Ms. Beaton suggests outlining the things you like and don’t like in your current work situation, which can help determine if it’s time to go. It’s an activity that can also give you insights into the kind of position you may want next.
“What are the things you would never want to give up? What are things you wish you could add or change?” she says.
Rebecca Paluch, assistant professor of organizational behaviour and human resource at UBC’s Sauder School of Business, says there are three things to avoid when considering quitting, especially considering the unpredictability of the labour market.
“Don’t leave a job only for a pay raise,” she says. “Don’t burn bridges on the way out, and don’t quit without securing another offer.”
Your company may even give you a leg up as you’re walking out the door, says Dr. Paluch. Organizations are increasingly recognizing the inevitability of employee turnover, she says, and many are now offering outplacement services.
“This may include career counsellors, resume screening advice, recruiters or outskilling, [which is] training to help outgoing employees find a job in a different organization,” she says.
While the idea of quitting might seem scary, Dr. Paluch suggests thinking about your long-term career as a series of “tours of duty,” usually about 2-5 years in length with each block a different project, job or employer.
“As you move from block to block, you might move up, laterally, or even down if you’re trying something new or changing careers,” she says. “While you may not be making an immediate career move, this kind of planning can help you envision the next steps in your career both in the near future and in the long run.”
When a career shift is in order
Adrienne Lee can relate to feeling the need for a change. She was immersed in sustainability and social change projects as director of global impact for non-profit organization Tourism Cares. With a role that included making connections in the tourism industry through public speaking and partnerships, Ms. Lee was in regular contact with the organization’s 160 partners. That all came to a halt in March 2020.
“I realized burnout can happen when [someone is] overworked or underworked,” says Ms. Lee.
When the organization switched to survival mode as a result of the COVID-19 pandemic, her role was reduced to a four-day work week, with budgets slashed and projects delayed or cancelled. For Ms. Lee, work wasn’t rewarding anymore.
“With so much uncertainty, we could never meet everyone’s expectations,” she says.
Ms. Lee sought the advice of a good friend, who asked her, “How unhappy will you be in six months if you stay in this job? If you take a new job, how happy will you be?”
Meaningful conversations like this, with her partner and inner circle (and a Peloton habit acquired during the pandemic), helped Ms.

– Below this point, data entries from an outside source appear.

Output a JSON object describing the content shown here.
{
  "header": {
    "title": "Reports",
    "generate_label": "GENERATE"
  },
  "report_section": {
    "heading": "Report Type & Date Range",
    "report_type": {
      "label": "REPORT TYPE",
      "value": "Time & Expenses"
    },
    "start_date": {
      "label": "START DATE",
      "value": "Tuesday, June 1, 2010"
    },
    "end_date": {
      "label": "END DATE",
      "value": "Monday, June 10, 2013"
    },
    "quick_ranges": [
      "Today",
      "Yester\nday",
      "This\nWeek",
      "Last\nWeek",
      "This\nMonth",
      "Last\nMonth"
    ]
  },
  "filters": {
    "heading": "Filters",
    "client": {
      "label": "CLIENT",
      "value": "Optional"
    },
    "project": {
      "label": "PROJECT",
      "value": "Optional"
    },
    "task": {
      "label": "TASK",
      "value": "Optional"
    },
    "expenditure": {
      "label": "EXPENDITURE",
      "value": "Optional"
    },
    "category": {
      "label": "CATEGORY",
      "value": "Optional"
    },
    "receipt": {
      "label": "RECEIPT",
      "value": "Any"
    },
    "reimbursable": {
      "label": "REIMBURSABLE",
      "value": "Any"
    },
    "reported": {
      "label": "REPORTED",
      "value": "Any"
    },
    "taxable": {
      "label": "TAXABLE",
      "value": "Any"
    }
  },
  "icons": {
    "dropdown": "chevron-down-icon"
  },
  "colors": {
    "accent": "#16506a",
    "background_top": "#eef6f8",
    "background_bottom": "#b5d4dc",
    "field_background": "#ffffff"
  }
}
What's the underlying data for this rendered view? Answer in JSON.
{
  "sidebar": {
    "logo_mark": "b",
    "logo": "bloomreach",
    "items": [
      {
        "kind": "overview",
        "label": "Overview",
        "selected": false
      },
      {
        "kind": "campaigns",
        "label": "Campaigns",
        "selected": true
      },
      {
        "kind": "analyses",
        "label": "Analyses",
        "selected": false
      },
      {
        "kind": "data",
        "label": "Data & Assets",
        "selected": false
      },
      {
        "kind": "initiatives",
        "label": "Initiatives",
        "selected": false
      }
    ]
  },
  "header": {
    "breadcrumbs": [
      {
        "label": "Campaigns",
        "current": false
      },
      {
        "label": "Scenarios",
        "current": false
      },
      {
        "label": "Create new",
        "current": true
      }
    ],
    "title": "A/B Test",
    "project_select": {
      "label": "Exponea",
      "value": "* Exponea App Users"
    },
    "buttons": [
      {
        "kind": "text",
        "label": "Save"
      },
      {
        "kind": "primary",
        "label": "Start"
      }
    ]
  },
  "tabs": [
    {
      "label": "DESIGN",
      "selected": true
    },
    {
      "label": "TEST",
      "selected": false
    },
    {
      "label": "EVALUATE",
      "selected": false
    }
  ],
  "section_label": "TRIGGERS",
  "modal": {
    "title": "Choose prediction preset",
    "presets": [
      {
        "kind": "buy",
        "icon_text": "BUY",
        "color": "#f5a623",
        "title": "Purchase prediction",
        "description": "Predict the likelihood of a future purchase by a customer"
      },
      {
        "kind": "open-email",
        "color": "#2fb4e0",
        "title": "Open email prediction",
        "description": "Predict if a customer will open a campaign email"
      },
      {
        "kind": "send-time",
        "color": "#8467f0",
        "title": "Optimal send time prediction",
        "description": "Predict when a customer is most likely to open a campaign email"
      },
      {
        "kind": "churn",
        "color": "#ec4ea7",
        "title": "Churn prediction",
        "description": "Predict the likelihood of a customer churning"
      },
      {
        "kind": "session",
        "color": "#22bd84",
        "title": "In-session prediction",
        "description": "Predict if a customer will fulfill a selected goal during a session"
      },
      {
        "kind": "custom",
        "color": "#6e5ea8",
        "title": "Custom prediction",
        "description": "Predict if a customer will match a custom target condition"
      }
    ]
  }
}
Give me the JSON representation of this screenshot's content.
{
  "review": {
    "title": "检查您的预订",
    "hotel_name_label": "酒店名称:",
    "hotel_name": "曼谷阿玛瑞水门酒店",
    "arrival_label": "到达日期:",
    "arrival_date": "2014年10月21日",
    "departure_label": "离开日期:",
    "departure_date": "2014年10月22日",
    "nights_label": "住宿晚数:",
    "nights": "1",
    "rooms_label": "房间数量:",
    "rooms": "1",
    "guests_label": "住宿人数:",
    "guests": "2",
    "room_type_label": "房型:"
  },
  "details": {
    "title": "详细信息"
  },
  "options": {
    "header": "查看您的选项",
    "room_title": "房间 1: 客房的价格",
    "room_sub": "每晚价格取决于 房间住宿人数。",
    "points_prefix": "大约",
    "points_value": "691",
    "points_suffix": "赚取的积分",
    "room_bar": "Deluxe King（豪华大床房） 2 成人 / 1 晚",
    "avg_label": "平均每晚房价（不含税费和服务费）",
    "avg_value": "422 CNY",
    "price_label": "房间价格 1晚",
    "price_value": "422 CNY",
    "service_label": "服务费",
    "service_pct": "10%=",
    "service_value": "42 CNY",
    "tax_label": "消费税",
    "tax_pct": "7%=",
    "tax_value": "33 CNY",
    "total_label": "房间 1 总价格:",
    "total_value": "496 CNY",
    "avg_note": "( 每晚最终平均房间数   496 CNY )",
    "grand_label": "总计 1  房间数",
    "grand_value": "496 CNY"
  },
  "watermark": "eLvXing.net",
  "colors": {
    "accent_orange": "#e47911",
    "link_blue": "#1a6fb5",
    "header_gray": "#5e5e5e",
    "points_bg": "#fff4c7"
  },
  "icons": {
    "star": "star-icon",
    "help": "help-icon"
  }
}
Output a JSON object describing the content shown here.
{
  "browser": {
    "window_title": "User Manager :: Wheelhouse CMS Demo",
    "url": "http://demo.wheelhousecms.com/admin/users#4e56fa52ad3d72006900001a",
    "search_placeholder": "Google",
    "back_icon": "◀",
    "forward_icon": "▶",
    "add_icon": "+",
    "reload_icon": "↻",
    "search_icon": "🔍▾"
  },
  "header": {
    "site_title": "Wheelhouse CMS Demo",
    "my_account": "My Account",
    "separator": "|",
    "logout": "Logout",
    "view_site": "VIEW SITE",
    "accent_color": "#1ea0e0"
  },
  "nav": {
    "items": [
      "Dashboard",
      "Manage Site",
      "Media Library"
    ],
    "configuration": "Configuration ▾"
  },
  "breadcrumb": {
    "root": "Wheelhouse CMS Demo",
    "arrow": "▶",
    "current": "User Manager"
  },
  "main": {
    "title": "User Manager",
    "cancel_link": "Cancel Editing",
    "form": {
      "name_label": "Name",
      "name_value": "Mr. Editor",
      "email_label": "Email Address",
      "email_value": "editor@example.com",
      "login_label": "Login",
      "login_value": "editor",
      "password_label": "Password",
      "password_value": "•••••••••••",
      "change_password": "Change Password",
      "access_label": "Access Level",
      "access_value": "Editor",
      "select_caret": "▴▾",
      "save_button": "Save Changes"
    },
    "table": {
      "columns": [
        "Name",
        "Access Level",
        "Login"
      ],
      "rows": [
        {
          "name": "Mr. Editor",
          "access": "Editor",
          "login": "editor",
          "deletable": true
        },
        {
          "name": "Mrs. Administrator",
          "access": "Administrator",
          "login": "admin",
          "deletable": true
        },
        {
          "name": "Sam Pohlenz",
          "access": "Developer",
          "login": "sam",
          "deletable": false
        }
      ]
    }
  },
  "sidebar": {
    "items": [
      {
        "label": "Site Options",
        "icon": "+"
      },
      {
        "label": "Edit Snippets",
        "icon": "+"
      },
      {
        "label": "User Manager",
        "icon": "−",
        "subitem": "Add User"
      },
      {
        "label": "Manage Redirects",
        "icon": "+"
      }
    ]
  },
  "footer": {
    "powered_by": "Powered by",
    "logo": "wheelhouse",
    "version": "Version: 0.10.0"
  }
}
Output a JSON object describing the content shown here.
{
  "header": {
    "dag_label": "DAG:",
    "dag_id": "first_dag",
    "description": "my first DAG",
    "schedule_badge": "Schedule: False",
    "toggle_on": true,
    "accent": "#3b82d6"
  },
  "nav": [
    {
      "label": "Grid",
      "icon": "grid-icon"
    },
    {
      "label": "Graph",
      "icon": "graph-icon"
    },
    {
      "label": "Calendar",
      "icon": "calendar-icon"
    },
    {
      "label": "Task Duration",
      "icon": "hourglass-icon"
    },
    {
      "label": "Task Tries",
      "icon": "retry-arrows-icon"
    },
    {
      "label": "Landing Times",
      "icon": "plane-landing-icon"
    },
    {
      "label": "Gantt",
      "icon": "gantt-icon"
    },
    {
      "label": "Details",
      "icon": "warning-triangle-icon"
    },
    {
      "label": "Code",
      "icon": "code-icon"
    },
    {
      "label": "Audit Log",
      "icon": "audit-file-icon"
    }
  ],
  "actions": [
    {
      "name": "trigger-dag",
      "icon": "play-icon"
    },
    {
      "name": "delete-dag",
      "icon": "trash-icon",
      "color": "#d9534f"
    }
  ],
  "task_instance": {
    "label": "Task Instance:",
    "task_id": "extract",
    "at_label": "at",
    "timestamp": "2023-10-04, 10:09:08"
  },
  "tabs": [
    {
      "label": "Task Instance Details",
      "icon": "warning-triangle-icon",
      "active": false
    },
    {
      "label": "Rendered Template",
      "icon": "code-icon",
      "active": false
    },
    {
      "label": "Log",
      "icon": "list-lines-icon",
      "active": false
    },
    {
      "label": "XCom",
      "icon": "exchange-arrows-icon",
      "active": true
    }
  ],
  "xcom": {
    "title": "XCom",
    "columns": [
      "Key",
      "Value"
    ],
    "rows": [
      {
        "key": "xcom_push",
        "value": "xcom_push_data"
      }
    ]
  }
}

Lee flip the switch to leave her job and switch careers entirely. “My CEO was very empathetic and understood,” she says.
Ms. Lee enrolled at Toronto’s Juno College of Technology, plunging into a web development program and trading travel talk for tech stacks. During the 12-week program, she had weekly meetings with a career services specialist, which continued after the program until she was hired.
“It was great to share the struggle of [searching for a new job] and celebrate the small victories,” says Ms. Lee of the meetings.
Onward and upward
Both Ms. Chattodpadhyay and Ms. Lee ultimately ended up benefitting from their decisions to leave their jobs. Ms. Chattodpadhyay recently accepted a position as iCMO of fractional growth & marketing leadership for B2B Tech at marketing company GROW Powerful, as well as being a limited partner at Stage 2 Capital. Meanwhile, Ms. Lee celebrated her first year working as a web developer for Point Blank Creative in January.
If you do decide to quit your job, Ms. Beaton says it’s crucial to “leave well.” That includes doing your best even in those last few days and keeping relationships positive and cordial.
“How you exit has an impact on your personal brand and your network,” she says. “When you are leaving a role or organization better than you found it, you equip your former bosses and colleagues to be your career ambassadors.”